Tecrit edilmeye çalışılmasına rağmen
kamuoyuna mal olmuştur!

Greif işçileri açık bir şekilde tecrite uğradı. Kimi sol güçler basınında direnişe yer bile vermedi. Sendikal alanda önce sıradanlaştırılmaya çalışıldı, sonra açık bir saldırganlıkla karşı karşıya bırakıldı. Greif, yaşadığı her türlü yok sayılma, saldırganlık ve karalamaya rağmen, kendi öz gücüyle uluslararası düzlemde kamuoyuna mal oldu. İşçi sınıfının devrimci potansiyelini, yaratıcılığını gösteren bir örnek oldu.

Görünür olmasını engellemeye çalışan sol basın bile Greif işçilerinin yaptıklarını yer yer görmezden gelemedi. Nasıl ki Haziran Direnişi'ni penguenlerle örtmeye çalıştılar ama başarılı olamadılarsa, Greif'in da üzerine örtü örtemediler. Hayal güçleri o kadar daralmıştı ki, Greif işçilerinin yapabileceklerini düşleyemediklerinden, üzerini örtmeye çalıştıkları örtü küçük kaldı.

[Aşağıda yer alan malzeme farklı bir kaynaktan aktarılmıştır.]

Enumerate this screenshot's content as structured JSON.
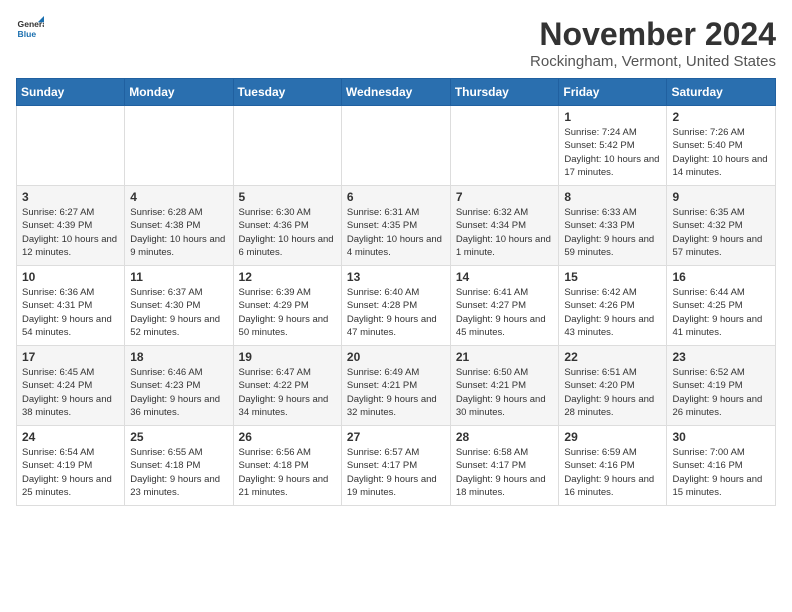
{
  "header": {
    "logo": {
      "general": "General",
      "blue": "Blue"
    },
    "title": "November 2024",
    "location": "Rockingham, Vermont, United States"
  },
  "weekdays": [
    "Sunday",
    "Monday",
    "Tuesday",
    "Wednesday",
    "Thursday",
    "Friday",
    "Saturday"
  ],
  "weeks": [
    [
      {
        "day": "",
        "info": ""
      },
      {
        "day": "",
        "info": ""
      },
      {
        "day": "",
        "info": ""
      },
      {
        "day": "",
        "info": ""
      },
      {
        "day": "",
        "info": ""
      },
      {
        "day": "1",
        "info": "Sunrise: 7:24 AM\nSunset: 5:42 PM\nDaylight: 10 hours and 17 minutes."
      },
      {
        "day": "2",
        "info": "Sunrise: 7:26 AM\nSunset: 5:40 PM\nDaylight: 10 hours and 14 minutes."
      }
    ],
    [
      {
        "day": "3",
        "info": "Sunrise: 6:27 AM\nSunset: 4:39 PM\nDaylight: 10 hours and 12 minutes."
      },
      {
        "day": "4",
        "info": "Sunrise: 6:28 AM\nSunset: 4:38 PM\nDaylight: 10 hours and 9 minutes."
      },
      {
        "day": "5",
        "info": "Sunrise: 6:30 AM\nSunset: 4:36 PM\nDaylight: 10 hours and 6 minutes."
      },
      {
        "day": "6",
        "info": "Sunrise: 6:31 AM\nSunset: 4:35 PM\nDaylight: 10 hours and 4 minutes."
      },
      {
        "day": "7",
        "info": "Sunrise: 6:32 AM\nSunset: 4:34 PM\nDaylight: 10 hours and 1 minute."
      },
      {
        "day": "8",
        "info": "Sunrise: 6:33 AM\nSunset: 4:33 PM\nDaylight: 9 hours and 59 minutes."
      },
      {
        "day": "9",
        "info": "Sunrise: 6:35 AM\nSunset: 4:32 PM\nDaylight: 9 hours and 57 minutes."
      }
    ],
    [
      {
        "day": "10",
        "info": "Sunrise: 6:36 AM\nSunset: 4:31 PM\nDaylight: 9 hours and 54 minutes."
      },
      {
        "day": "11",
        "info": "Sunrise: 6:37 AM\nSunset: 4:30 PM\nDaylight: 9 hours and 52 minutes."
      },
      {
        "day": "12",
        "info": "Sunrise: 6:39 AM\nSunset: 4:29 PM\nDaylight: 9 hours and 50 minutes."
      },
      {
        "day": "13",
        "info": "Sunrise: 6:40 AM\nSunset: 4:28 PM\nDaylight: 9 hours and 47 minutes."
      },
      {
        "day": "14",
        "info": "Sunrise: 6:41 AM\nSunset: 4:27 PM\nDaylight: 9 hours and 45 minutes."
      },
      {
        "day": "15",
        "info": "Sunrise: 6:42 AM\nSunset: 4:26 PM\nDaylight: 9 hours and 43 minutes."
      },
      {
        "day": "16",
        "info": "Sunrise: 6:44 AM\nSunset: 4:25 PM\nDaylight: 9 hours and 41 minutes."
      }
    ],
    [
      {
        "day": "17",
        "info": "Sunrise: 6:45 AM\nSunset: 4:24 PM\nDaylight: 9 hours and 38 minutes."
      },
      {
        "day": "18",
        "info": "Sunrise: 6:46 AM\nSunset: 4:23 PM\nDaylight: 9 hours and 36 minutes."
      },
      {
        "day": "19",
        "info": "Sunrise: 6:47 AM\nSunset: 4:22 PM\nDaylight: 9 hours and 34 minutes."
      },
      {
        "day": "20",
        "info": "Sunrise: 6:49 AM\nSunset: 4:21 PM\nDaylight: 9 hours and 32 minutes."
      },
      {
        "day": "21",
        "info": "Sunrise: 6:50 AM\nSunset: 4:21 PM\nDaylight: 9 hours and 30 minutes."
      },
      {
        "day": "22",
        "info": "Sunrise: 6:51 AM\nSunset: 4:20 PM\nDaylight: 9 hours and 28 minutes."
      },
      {
        "day": "23",
        "info": "Sunrise: 6:52 AM\nSunset: 4:19 PM\nDaylight: 9 hours and 26 minutes."
      }
    ],
    [
      {
        "day": "24",
        "info": "Sunrise: 6:54 AM\nSunset: 4:19 PM\nDaylight: 9 hours and 25 minutes."
      },
      {
        "day": "25",
        "info": "Sunrise: 6:55 AM\nSunset: 4:18 PM\nDaylight: 9 hours and 23 minutes."
      },
      {
        "day": "26",
        "info": "Sunrise: 6:56 AM\nSunset: 4:18 PM\nDaylight: 9 hours and 21 minutes."
      },
      {
        "day": "27",
        "info": "Sunrise: 6:57 AM\nSunset: 4:17 PM\nDaylight: 9 hours and 19 minutes."
      },
      {
        "day": "28",
        "info": "Sunrise: 6:58 AM\nSunset: 4:17 PM\nDaylight: 9 hours and 18 minutes."
      },
      {
        "day": "29",
        "info": "Sunrise: 6:59 AM\nSunset: 4:16 PM\nDaylight: 9 hours and 16 minutes."
      },
      {
        "day": "30",
        "info": "Sunrise: 7:00 AM\nSunset: 4:16 PM\nDaylight: 9 hours and 15 minutes."
      }
    ]
  ]
}
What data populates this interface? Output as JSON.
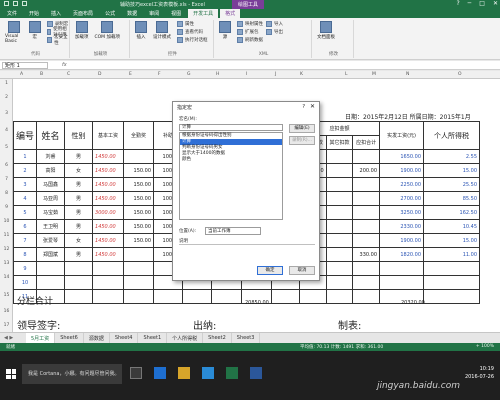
{
  "titlebar": {
    "title": "辅助技巧excel工资表模板.xls - Excel",
    "tool_tab": "绘图工具",
    "win_buttons": [
      "?",
      "─",
      "□",
      "✕"
    ]
  },
  "ribbon": {
    "tabs": [
      "文件",
      "开始",
      "插入",
      "页面布局",
      "公式",
      "数据",
      "审阅",
      "视图",
      "开发工具",
      "格式"
    ],
    "active_tab": "开发工具",
    "groups": [
      {
        "name": "代码",
        "items": [
          "Visual Basic",
          "宏",
          "录制宏",
          "使用相对引用",
          "宏安全性"
        ]
      },
      {
        "name": "加载项",
        "items": [
          "加载项",
          "COM 加载项"
        ]
      },
      {
        "name": "控件",
        "items": [
          "插入",
          "设计模式",
          "属性",
          "查看代码",
          "执行对话框"
        ]
      },
      {
        "name": "XML",
        "items": [
          "源",
          "映射属性",
          "扩展包",
          "刷新数据",
          "导入",
          "导出"
        ]
      },
      {
        "name": "修改",
        "items": [
          "文档面板"
        ]
      }
    ]
  },
  "formula_bar": {
    "name_box": "矩形 1",
    "fx": "fx",
    "value": ""
  },
  "columns": [
    "A",
    "B",
    "C",
    "D",
    "E",
    "F",
    "G",
    "H",
    "I",
    "J",
    "K",
    "L",
    "M",
    "N",
    "O"
  ],
  "rows": [
    "1",
    "2",
    "3",
    "4",
    "5",
    "6",
    "7",
    "8",
    "9",
    "10",
    "11",
    "12",
    "13",
    "14",
    "15",
    "16",
    "17"
  ],
  "sheet": {
    "head_info": "日期：2015年2月12日 所属日期：2015年1月",
    "headers": {
      "no": "编号",
      "name": "姓名",
      "sex": "性别",
      "base": "基本工资",
      "full": "全勤奖",
      "subsidy": "补助",
      "should": "应发",
      "deduct_group": "应扣金额",
      "deduct_a": "受贿扣款",
      "deduct_b": "其它扣款",
      "deduct_total": "应扣合计",
      "actual": "实发工资(元)",
      "tax": "个人所得税"
    },
    "employees": [
      {
        "no": "1",
        "name": "刘睿",
        "sex": "男",
        "base": "1450.00",
        "full": "",
        "subsidy": "100.00",
        "deduct_a": "",
        "deduct_b": "",
        "deduct_total": "",
        "actual": "1650.00",
        "tax": "2.55"
      },
      {
        "no": "2",
        "name": "高阳",
        "sex": "女",
        "base": "1450.00",
        "full": "150.00",
        "subsidy": "100.00",
        "deduct_a": "200.00",
        "deduct_b": "",
        "deduct_total": "200.00",
        "actual": "1900.00",
        "tax": "15.00"
      },
      {
        "no": "3",
        "name": "马国鑫",
        "sex": "男",
        "base": "1450.00",
        "full": "150.00",
        "subsidy": "100.00",
        "deduct_a": "",
        "deduct_b": "",
        "deduct_total": "",
        "actual": "2250.00",
        "tax": "25.50"
      },
      {
        "no": "4",
        "name": "马亚周",
        "sex": "男",
        "base": "1450.00",
        "full": "150.00",
        "subsidy": "100.00",
        "deduct_a": "",
        "deduct_b": "",
        "deduct_total": "",
        "actual": "2700.00",
        "tax": "85.50"
      },
      {
        "no": "5",
        "name": "马宝茹",
        "sex": "男",
        "base": "3000.00",
        "full": "150.00",
        "subsidy": "100.00",
        "deduct_a": "",
        "deduct_b": "",
        "deduct_total": "",
        "actual": "3250.00",
        "tax": "162.50"
      },
      {
        "no": "6",
        "name": "王卫明",
        "sex": "男",
        "base": "1450.00",
        "full": "150.00",
        "subsidy": "100.00",
        "deduct_a": "",
        "deduct_b": "",
        "deduct_total": "",
        "actual": "2330.00",
        "tax": "10.45"
      },
      {
        "no": "7",
        "name": "张爱琴",
        "sex": "女",
        "base": "1450.00",
        "full": "150.00",
        "subsidy": "100.00",
        "deduct_a": "",
        "deduct_b": "",
        "deduct_total": "",
        "actual": "1900.00",
        "tax": "15.00"
      },
      {
        "no": "8",
        "name": "郑国斌",
        "sex": "男",
        "base": "1450.00",
        "full": "",
        "subsidy": "100.00",
        "deduct_a": "",
        "deduct_b": "",
        "deduct_total": "330.00",
        "actual": "1820.00",
        "tax": "11.00"
      },
      {
        "no": "9",
        "name": "",
        "sex": "",
        "base": "",
        "full": "",
        "subsidy": "",
        "deduct_a": "",
        "deduct_b": "",
        "deduct_total": "",
        "actual": "",
        "tax": ""
      },
      {
        "no": "10",
        "name": "",
        "sex": "",
        "base": "",
        "full": "",
        "subsidy": "",
        "deduct_a": "",
        "deduct_b": "",
        "deduct_total": "",
        "actual": "",
        "tax": ""
      },
      {
        "no": "11",
        "name": "",
        "sex": "",
        "base": "",
        "full": "",
        "subsidy": "",
        "deduct_a": "",
        "deduct_b": "",
        "deduct_total": "",
        "actual": "",
        "tax": ""
      }
    ],
    "subtotal_label": "分栏合计",
    "subtotal_should": "20850.00",
    "subtotal_actual": "20320.00",
    "sign_leader": "领导签字:",
    "sign_cashier": "出纳:",
    "sign_maker": "制表:"
  },
  "dialog": {
    "title": "指定宏",
    "help": "?",
    "close": "✕",
    "macro_name_label": "宏名(M):",
    "macro_name_value": "计算",
    "macros": [
      "根据身份证号码得出性别",
      "计算",
      "判断身份证号码男女",
      "显示大于1400的数据",
      "颜色"
    ],
    "selected_macro": "计算",
    "edit_button": "编辑(E)",
    "record_button": "录制(R)...",
    "scope_label": "位置(A):",
    "scope_value": "当前工作簿",
    "desc_label": "说明",
    "ok_button": "确定",
    "cancel_button": "取消"
  },
  "sheet_tabs": [
    "5月工资",
    "Sheet6",
    "源数据",
    "Sheet4",
    "Sheet1",
    "个人所得税",
    "Sheet2",
    "Sheet3"
  ],
  "active_sheet": "5月工资",
  "statusbar": {
    "mode": "就绪",
    "stats": "平均值: 70.13   计数: 1491   求和: 361.00",
    "zoom": "+ 100%"
  },
  "taskbar": {
    "search_placeholder": "我是 Cortana，小娜。有问题尽管问我。",
    "time": "10:19",
    "date": "2016-07-26",
    "watermark": "jingyan.baidu.com"
  },
  "colors": {
    "excel_green": "#217346",
    "tool_purple": "#7a3e99",
    "selection_blue": "#2f6fd6",
    "red_text": "#d13b3b",
    "blue_text": "#2a54b4"
  }
}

Sınıfın özgücüne dayanarak gündemi
belirleyen olmalıyız!

İki sınıfın karşı karşıya geldiği bir dünyada dengelere göre belirlenir her şey. Güçlü ve kararlı olan belirleyicidir. İşçi sınıfının gücü örgütlülüğünden, hak arama bilincinden ve kendi iktidarına yürüme iradesinden gelir. Kendi gündemiyle kendi yolunda yürüyen yeni Kaveller, yeni 15-16 Haziranlar, yeni Greifler yaratabilmek, kendi özgücünün ve haklarının bilincinde bir sınıf ve onu oluşturan işçi bölükleri yaratabilmekten geçer.